People actually need a license to fly that hot air balloon. (There is only one balloonist in the Philippines today.) Aside from the fact that they are at the mercy of the winds, the pilots can only steer the balloon and control it vertically through the burner (up or down). They would need to master looking for ways to tell if a particular altitude level could bring them left or right and determine wind direction from up there. One of the ways to tell the direction was to release a smaller balloon up in the air to see what the wind direction was like if they choose to ascend. Another funny way was to spit down and see where it goes (left or right) if they choose to descend.

Chasers follow the hot air balloon off the beaten track with a retrieve vehicle. This is another all-terrain adventure to tell and experience. (Click on the link for my Chaser experience.)  Radios or shouting is used to communicate (cellphones are not advisable).

The Hot Air Balloon Race That is Not a Race

Because the balloons came back last year, I noticed people throwing something from the baskets before they landed. I figured there must be something more for hot air balloonists to come all the way to the Philippines from all over the world.

International bragging rights for their unique and awesome hot air balloon designs were one. Last year, there was a smiling sun balloon, a barn balloon, a beer balloon and a turtle balloon. 

This year, there were more hot air balloon shapes and characters including a Darth Vader balloon, a boy in a barrel balloon, a snowman balloon and a mushroom house balloon.

There are many versions of the “race” but one thing in common is that the balloonists don’t compete against time and the fastest doesn’t necessarily win.
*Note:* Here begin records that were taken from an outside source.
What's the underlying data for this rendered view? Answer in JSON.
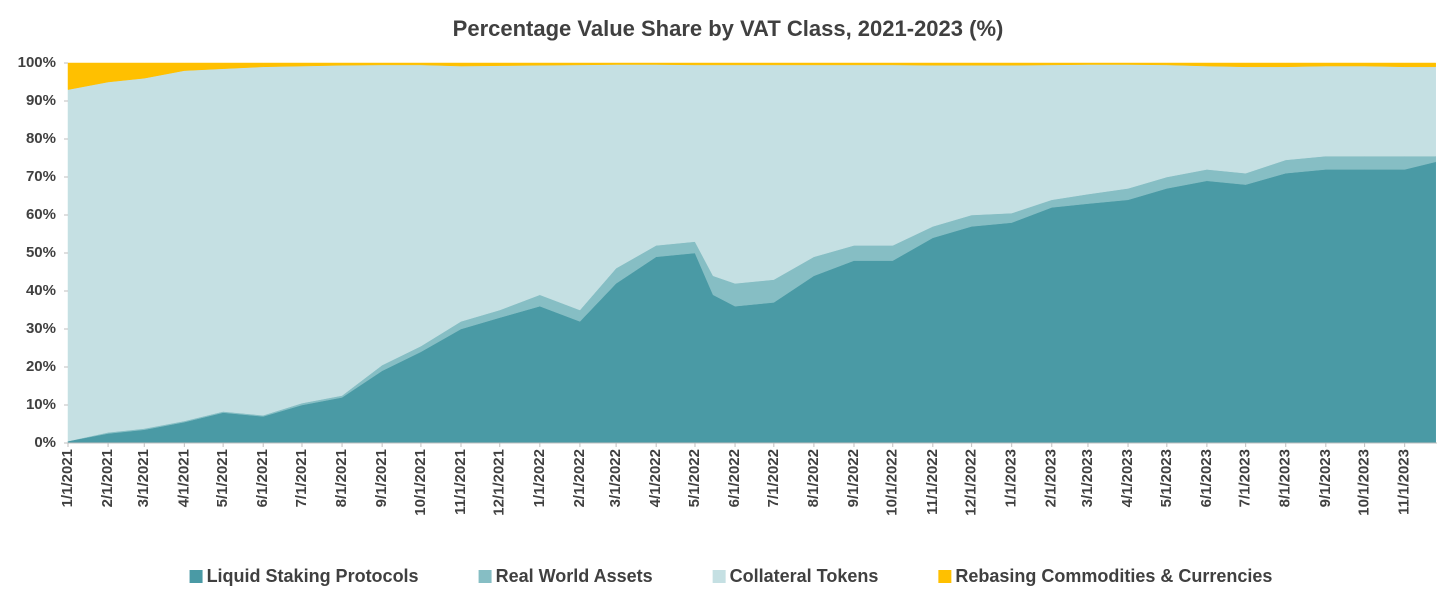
{
  "chart_data": {
    "type": "stacked_area",
    "title": "Percentage Value Share by VAT Class, 2021-2023 (%)",
    "x": [
      "1/1/2021",
      "2/1/2021",
      "3/1/2021",
      "4/1/2021",
      "5/1/2021",
      "6/1/2021",
      "7/1/2021",
      "8/1/2021",
      "9/1/2021",
      "10/1/2021",
      "11/1/2021",
      "12/1/2021",
      "1/1/2022",
      "2/1/2022",
      "3/1/2022",
      "4/1/2022",
      "5/1/2022",
      "5/15/2022",
      "6/1/2022",
      "7/1/2022",
      "8/1/2022",
      "9/1/2022",
      "10/1/2022",
      "11/1/2022",
      "12/1/2022",
      "1/1/2023",
      "2/1/2023",
      "3/1/2023",
      "4/1/2023",
      "5/1/2023",
      "6/1/2023",
      "7/1/2023",
      "8/1/2023",
      "9/1/2023",
      "10/1/2023",
      "11/1/2023",
      "11/25/2023"
    ],
    "series": [
      {
        "name": "Liquid Staking Protocols",
        "color": "#4a9aa5",
        "values": [
          0.5,
          2.5,
          3.5,
          5.5,
          8,
          7,
          10,
          12,
          19,
          24,
          30,
          33,
          36,
          32,
          42,
          49,
          50,
          39,
          36,
          37,
          44,
          48,
          48,
          54,
          57,
          58,
          62,
          63,
          64,
          67,
          69,
          68,
          71,
          72,
          72,
          72,
          74
        ]
      },
      {
        "name": "Real World Assets",
        "color": "#86bec4",
        "values": [
          0,
          0.3,
          0.3,
          0.3,
          0.3,
          0.3,
          0.5,
          0.5,
          1.5,
          1.5,
          2,
          2,
          3,
          3,
          4,
          3,
          3,
          5,
          6,
          6,
          5,
          4,
          4,
          3,
          3,
          2.5,
          2,
          2.5,
          3,
          3,
          3,
          3,
          3.5,
          3.5,
          3.5,
          3.5,
          1.5
        ]
      },
      {
        "name": "Collateral Tokens",
        "color": "#c5e0e3",
        "values": [
          92.5,
          92.2,
          92.2,
          92.2,
          90.2,
          91.7,
          88.7,
          86.9,
          79,
          74,
          67.2,
          64.3,
          60.4,
          64.5,
          53.6,
          47.6,
          46.5,
          55.5,
          57.5,
          56.5,
          50.5,
          47.5,
          47.5,
          42.4,
          39.4,
          38.9,
          35.5,
          34.1,
          32.6,
          29.5,
          27.2,
          28,
          24.5,
          23.7,
          23.7,
          23.5,
          23.5
        ]
      },
      {
        "name": "Rebasing Commodities & Currencies",
        "color": "#ffc000",
        "values": [
          7,
          5,
          4,
          2,
          1.5,
          1,
          0.8,
          0.6,
          0.5,
          0.5,
          0.8,
          0.7,
          0.6,
          0.5,
          0.4,
          0.4,
          0.5,
          0.5,
          0.5,
          0.5,
          0.5,
          0.5,
          0.5,
          0.6,
          0.6,
          0.6,
          0.5,
          0.4,
          0.4,
          0.5,
          0.8,
          1,
          1,
          0.8,
          0.8,
          1,
          1
        ]
      }
    ],
    "xlim": [
      "1/1/2021",
      "11/26/2023"
    ],
    "xticks": [
      "1/1/2021",
      "2/1/2021",
      "3/1/2021",
      "4/1/2021",
      "5/1/2021",
      "6/1/2021",
      "7/1/2021",
      "8/1/2021",
      "9/1/2021",
      "10/1/2021",
      "11/1/2021",
      "12/1/2021",
      "1/1/2022",
      "2/1/2022",
      "3/1/2022",
      "4/1/2022",
      "5/1/2022",
      "6/1/2022",
      "7/1/2022",
      "8/1/2022",
      "9/1/2022",
      "10/1/2022",
      "11/1/2022",
      "12/1/2022",
      "1/1/2023",
      "2/1/2023",
      "3/1/2023",
      "4/1/2023",
      "5/1/2023",
      "6/1/2023",
      "7/1/2023",
      "8/1/2023",
      "9/1/2023",
      "10/1/2023",
      "11/1/2023"
    ],
    "ylim": [
      0,
      100
    ],
    "yticks": [
      {
        "value": 0,
        "label": "0%"
      },
      {
        "value": 10,
        "label": "10%"
      },
      {
        "value": 20,
        "label": "20%"
      },
      {
        "value": 30,
        "label": "30%"
      },
      {
        "value": 40,
        "label": "40%"
      },
      {
        "value": 50,
        "label": "50%"
      },
      {
        "value": 60,
        "label": "60%"
      },
      {
        "value": 70,
        "label": "70%"
      },
      {
        "value": 80,
        "label": "80%"
      },
      {
        "value": 90,
        "label": "90%"
      },
      {
        "value": 100,
        "label": "100%"
      }
    ],
    "legend": "bottom"
  }
}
One balloon will go first and the other balloons will try their best to follow that balloon hoping for gentle winds. The one who throws the marker nearest that target balloon or mark in the ground before they land wins. They say a very grand prize awaits the winner. I never knew this as part of the admiring festival-goers.

Being Up in The Air, Balloons and Air Travel

I have a slight idea out of my imagination – probably thin air of oxygen but then again you’ll have a breath-taking view literally and figuratively. Utter and ear-splitting silence probably follows. You let go and the experience follows. In a sense, you are at the mercy of the winds but you know the pilot can control it somehow. Either way, you are in something that can take you up to touch the clouds so different from that well-known experience in a window seat.